Etrolizumab is a non-selective IgG1 monoclonal antibody that blocks the β7 subunit of integrin α4β7, which binds to MAdCAM-1 and αEβ7, which in turn bind to E-cadherin [89]. Etrolizumab inhibits the homing of gut intraepithelial lymphocytes expressing αEβ7. In the HICKORY phase 3 trial involving 232 patients with UC with prior exposure to anti-TNF agents, subcutaneous etrolizumab at 105 mg every 4 weeks resulted in a higher clinical remission rate than did placebo (18.5% [71/384] vs. 6.3% [6/95], p = 0.003) at 14 weeks [90]. However, at 66 weeks (maintenance period), there was no difference compared with the placebo (24.1% vs. 20.2%, p = 0.50) among patients who responded during the induction period [90]. The LAUREL phase 3 trial involving patients with UC naïve to anti-TNF agents showed no significant difference compared with placebo at 62 weeks (maintenance period; 29.6% vs. 20.6%, p = 0.019) among patients who responded during the induction period [91]. In two identical phase 3 induction studies involving patients with UC naïve to anti-TNF agents, etrolizumab showed superior efficacy to that of placebo in HIBISCUS-1, but not in HIBISCUS-2 [92]. Indeed, etrolizumab showed similar efficacy in head-to-head comparisons to those of adalimumab and infliximab in patients with moderate-to-severe active UC [92,93].
Etrasimod is an oral SMD and a selective modulator of S1P1, S1P4, and S1P5. In the OASIS phase 2 study, the rate of improvement in the mean modified Mayo Clinic Score (stool frequency, rectal bleeding, and endoscopic findings) from baseline was higher for 2 and 1 mg etrasimod daily than for placebo (2.49 and 1.94 points vs. 1.50 points; p = 0.009 and p = 0.15) at 12 weeks [94]. Efficacy was maintained for a further 40 weeks, and the safety profile was favorable [95].
CONCLUSIONS
Although Asian and Western patients with IBD have different phenotypic and genetic characteristics, their responses to biologics and SMDs are similar [96]. Novel drugs have altered the goal of IBD therapy from clinical improvement to mucosal healing.

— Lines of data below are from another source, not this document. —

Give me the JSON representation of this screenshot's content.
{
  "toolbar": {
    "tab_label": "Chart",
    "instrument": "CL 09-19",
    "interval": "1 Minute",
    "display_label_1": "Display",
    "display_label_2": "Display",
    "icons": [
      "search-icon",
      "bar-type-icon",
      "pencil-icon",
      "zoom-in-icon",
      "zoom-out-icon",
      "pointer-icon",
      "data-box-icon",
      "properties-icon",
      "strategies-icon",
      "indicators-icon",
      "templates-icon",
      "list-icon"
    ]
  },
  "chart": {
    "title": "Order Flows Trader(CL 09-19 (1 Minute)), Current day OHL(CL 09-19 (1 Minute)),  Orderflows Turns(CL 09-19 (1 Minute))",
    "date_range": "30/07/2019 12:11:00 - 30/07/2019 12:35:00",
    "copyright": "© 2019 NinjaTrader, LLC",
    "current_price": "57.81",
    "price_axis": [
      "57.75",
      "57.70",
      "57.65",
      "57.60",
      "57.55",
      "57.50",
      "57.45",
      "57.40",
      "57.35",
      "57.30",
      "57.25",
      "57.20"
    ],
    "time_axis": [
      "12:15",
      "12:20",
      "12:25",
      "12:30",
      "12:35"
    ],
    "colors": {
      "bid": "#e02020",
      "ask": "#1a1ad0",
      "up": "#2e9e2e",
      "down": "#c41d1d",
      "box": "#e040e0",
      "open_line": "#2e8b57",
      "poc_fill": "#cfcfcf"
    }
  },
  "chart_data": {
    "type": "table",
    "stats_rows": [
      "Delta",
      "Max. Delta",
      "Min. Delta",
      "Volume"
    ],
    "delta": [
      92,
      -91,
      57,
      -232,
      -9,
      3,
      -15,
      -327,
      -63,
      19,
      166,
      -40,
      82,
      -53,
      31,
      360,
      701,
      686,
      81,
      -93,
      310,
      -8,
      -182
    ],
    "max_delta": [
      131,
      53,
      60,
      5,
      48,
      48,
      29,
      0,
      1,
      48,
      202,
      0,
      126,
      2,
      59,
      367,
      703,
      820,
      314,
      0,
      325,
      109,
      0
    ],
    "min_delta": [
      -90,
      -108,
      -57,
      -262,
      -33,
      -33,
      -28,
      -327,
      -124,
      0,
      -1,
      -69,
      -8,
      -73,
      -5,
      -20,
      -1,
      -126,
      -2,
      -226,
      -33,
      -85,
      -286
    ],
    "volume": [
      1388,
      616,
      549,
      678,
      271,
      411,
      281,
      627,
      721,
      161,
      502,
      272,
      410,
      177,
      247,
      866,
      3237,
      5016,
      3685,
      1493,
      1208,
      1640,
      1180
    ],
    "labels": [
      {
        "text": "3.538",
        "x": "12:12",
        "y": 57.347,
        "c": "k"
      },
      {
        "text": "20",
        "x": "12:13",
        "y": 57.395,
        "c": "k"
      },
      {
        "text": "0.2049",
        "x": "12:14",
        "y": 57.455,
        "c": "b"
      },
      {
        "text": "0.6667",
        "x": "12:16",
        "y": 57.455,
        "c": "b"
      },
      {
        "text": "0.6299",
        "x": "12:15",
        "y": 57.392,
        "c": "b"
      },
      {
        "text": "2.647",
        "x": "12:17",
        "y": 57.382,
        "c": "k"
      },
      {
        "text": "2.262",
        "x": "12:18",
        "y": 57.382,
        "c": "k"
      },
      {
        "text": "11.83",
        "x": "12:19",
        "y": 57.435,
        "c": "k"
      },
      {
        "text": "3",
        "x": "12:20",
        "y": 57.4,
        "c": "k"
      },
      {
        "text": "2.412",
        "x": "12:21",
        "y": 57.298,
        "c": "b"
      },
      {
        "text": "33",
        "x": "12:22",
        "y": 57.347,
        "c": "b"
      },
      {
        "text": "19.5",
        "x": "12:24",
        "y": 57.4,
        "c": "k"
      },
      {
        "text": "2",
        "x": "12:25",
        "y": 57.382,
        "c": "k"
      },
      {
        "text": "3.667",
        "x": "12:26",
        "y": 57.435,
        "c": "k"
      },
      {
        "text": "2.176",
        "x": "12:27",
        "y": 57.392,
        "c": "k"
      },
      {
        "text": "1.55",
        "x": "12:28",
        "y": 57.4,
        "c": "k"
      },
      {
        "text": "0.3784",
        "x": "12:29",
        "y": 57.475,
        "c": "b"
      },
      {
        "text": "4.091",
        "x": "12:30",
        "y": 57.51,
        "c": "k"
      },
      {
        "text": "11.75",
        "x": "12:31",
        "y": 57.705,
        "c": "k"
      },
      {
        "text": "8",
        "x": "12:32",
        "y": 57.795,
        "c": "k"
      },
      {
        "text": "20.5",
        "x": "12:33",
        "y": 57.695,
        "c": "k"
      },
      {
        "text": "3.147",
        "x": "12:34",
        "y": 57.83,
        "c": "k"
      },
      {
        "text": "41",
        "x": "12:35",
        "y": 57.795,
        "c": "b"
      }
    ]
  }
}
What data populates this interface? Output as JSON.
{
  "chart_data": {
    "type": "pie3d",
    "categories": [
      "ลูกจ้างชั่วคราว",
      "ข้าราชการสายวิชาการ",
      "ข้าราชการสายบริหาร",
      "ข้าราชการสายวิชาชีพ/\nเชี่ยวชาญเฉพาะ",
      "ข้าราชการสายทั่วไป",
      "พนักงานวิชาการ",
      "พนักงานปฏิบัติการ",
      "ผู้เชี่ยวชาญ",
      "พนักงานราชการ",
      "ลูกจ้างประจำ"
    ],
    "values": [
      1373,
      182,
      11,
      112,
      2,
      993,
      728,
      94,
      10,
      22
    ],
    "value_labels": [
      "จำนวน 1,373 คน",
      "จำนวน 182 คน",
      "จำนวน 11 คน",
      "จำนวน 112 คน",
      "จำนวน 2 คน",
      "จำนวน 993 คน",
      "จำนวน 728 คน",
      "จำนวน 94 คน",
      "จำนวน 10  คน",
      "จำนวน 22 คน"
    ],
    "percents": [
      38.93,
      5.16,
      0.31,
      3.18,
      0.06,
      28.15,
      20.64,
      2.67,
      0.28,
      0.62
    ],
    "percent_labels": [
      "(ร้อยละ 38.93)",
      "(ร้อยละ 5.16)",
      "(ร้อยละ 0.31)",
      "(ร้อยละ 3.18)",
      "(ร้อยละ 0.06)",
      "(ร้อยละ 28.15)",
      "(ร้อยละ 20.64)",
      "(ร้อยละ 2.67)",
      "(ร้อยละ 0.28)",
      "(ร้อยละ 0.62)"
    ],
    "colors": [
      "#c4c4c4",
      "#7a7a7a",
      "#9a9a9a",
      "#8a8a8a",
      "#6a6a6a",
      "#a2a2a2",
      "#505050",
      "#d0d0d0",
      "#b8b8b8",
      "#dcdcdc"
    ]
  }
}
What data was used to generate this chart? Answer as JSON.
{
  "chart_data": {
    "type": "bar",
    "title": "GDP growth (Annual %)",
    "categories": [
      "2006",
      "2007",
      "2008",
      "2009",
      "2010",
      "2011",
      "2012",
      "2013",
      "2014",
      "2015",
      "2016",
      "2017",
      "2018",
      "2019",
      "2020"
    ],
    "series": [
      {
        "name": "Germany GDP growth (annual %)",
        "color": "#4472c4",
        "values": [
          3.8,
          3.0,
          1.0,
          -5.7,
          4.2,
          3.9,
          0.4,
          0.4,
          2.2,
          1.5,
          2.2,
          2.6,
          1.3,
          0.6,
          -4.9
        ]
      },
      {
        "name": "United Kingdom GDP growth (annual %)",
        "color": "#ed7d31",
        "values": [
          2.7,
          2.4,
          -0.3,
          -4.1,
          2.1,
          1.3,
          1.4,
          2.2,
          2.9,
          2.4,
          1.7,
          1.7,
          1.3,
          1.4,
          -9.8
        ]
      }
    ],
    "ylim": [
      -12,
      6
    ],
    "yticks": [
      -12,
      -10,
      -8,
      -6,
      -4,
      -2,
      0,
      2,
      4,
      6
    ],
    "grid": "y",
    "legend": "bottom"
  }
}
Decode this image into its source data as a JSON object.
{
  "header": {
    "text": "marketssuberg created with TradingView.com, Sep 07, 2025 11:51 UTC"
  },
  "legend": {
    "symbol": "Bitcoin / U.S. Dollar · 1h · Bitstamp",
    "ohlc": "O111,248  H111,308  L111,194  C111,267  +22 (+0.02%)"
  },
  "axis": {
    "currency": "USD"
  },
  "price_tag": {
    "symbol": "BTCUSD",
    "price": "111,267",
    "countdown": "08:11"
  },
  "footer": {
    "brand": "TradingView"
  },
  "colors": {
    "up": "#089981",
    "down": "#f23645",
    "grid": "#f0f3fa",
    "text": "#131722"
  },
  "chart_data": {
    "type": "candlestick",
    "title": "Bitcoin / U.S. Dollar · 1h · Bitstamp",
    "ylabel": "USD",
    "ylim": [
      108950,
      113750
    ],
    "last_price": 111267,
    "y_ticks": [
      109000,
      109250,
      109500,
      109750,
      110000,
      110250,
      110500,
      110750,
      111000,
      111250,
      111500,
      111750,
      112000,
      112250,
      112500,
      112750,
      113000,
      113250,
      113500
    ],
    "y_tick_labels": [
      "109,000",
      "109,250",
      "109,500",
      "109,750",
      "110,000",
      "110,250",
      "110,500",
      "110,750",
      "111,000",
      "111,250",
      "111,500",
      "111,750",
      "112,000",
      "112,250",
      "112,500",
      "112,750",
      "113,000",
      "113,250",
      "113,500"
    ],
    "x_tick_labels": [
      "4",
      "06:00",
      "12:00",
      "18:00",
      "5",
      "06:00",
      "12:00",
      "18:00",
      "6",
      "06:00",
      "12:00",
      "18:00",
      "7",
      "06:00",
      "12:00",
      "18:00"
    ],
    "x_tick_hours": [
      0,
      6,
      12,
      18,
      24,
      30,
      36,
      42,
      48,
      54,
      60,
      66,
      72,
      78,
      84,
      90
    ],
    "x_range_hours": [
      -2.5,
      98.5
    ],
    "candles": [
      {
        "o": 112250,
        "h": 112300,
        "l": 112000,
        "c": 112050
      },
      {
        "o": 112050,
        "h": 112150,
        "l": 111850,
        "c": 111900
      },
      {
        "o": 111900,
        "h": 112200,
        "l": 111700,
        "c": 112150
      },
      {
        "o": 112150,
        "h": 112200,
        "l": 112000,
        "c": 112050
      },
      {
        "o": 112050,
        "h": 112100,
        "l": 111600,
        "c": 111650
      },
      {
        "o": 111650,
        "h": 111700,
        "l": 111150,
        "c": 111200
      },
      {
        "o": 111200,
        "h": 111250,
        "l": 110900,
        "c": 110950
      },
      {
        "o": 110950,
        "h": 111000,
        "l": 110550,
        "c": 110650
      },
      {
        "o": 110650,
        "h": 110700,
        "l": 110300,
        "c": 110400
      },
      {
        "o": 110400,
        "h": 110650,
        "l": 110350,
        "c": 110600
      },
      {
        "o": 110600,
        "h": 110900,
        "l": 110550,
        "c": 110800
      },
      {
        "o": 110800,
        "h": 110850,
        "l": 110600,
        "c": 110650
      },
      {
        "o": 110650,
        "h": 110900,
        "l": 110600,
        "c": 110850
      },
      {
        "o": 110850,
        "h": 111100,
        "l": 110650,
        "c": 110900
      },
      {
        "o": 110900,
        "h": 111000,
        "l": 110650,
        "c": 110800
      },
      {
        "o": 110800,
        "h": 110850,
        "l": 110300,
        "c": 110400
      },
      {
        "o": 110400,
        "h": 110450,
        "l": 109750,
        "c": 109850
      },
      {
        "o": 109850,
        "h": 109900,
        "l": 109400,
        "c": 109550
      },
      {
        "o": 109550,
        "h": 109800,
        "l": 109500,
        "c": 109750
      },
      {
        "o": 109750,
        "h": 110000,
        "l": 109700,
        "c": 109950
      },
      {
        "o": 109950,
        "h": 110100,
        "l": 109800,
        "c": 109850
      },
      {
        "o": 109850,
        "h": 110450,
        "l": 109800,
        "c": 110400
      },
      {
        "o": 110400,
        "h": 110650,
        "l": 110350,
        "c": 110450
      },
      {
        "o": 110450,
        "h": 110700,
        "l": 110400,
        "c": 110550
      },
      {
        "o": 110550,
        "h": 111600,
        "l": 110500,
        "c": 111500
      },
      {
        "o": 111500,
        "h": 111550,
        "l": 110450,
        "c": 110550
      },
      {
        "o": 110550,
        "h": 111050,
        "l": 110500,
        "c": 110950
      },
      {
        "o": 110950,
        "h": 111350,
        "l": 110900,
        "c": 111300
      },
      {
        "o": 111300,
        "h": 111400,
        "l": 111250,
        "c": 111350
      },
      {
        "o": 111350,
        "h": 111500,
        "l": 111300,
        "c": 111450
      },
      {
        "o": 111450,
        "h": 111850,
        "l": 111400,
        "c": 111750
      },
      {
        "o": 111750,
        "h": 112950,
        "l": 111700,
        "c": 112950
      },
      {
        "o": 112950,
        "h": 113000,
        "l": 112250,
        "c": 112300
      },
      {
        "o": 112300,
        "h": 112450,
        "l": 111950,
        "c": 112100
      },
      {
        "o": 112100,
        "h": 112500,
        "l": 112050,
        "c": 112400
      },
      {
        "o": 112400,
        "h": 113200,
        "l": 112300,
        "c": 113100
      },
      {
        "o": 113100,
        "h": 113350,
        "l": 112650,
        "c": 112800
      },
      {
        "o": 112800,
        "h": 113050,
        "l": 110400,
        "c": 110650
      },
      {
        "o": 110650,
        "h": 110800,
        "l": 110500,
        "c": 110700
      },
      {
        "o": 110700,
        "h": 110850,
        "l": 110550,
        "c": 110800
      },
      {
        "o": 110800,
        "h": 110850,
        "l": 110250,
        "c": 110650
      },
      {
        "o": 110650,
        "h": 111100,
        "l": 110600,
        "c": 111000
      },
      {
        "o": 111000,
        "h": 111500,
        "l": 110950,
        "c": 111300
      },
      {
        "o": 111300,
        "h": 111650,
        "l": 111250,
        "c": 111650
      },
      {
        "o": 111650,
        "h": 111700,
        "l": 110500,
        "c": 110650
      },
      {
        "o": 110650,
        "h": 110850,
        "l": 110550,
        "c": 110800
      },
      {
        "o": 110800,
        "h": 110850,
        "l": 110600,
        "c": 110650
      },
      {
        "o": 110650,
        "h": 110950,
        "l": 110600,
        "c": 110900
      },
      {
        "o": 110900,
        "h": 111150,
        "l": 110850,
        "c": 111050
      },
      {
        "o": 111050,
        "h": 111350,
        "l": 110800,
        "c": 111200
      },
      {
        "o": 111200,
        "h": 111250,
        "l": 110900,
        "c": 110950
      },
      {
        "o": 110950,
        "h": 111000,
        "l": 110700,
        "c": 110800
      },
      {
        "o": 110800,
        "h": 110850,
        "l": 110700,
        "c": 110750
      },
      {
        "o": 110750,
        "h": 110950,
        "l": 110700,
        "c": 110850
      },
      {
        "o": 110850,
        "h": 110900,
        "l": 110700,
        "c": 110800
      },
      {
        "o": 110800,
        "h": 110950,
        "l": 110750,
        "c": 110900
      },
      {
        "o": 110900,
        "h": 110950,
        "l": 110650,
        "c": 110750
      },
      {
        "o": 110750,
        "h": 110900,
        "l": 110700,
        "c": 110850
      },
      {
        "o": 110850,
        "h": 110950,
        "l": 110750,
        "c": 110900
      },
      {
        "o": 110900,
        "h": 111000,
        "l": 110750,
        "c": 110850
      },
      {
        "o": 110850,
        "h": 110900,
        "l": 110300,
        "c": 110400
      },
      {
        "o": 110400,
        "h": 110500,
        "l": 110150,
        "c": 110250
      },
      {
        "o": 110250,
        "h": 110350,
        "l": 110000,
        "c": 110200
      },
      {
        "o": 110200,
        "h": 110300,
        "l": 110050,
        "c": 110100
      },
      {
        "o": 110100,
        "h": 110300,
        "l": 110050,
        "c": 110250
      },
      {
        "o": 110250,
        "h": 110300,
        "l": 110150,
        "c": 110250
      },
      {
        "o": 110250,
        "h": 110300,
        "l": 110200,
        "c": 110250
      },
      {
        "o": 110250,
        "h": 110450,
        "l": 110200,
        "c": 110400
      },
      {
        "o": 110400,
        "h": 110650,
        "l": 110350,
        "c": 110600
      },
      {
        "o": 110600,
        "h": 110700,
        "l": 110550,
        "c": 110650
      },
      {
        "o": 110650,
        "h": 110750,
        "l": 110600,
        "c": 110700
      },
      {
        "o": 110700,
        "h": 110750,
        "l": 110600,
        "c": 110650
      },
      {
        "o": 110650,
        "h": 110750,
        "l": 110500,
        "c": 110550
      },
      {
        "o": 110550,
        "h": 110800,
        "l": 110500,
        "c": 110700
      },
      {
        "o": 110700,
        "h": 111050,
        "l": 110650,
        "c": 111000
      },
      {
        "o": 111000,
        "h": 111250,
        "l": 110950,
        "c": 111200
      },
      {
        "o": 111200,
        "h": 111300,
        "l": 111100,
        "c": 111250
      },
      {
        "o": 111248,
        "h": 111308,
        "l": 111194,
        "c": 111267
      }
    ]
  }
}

The therapeutic options for IBD beyond anti-TNF agents are expanding rapidly. Although in IBD the term ‘remission’ is preferred to ‘cure,’ our ever-deepening understanding of its pathogenesis will facilitate the development of novel curative agents.
Notes
No potential conflict of interest relevant to this article was reported.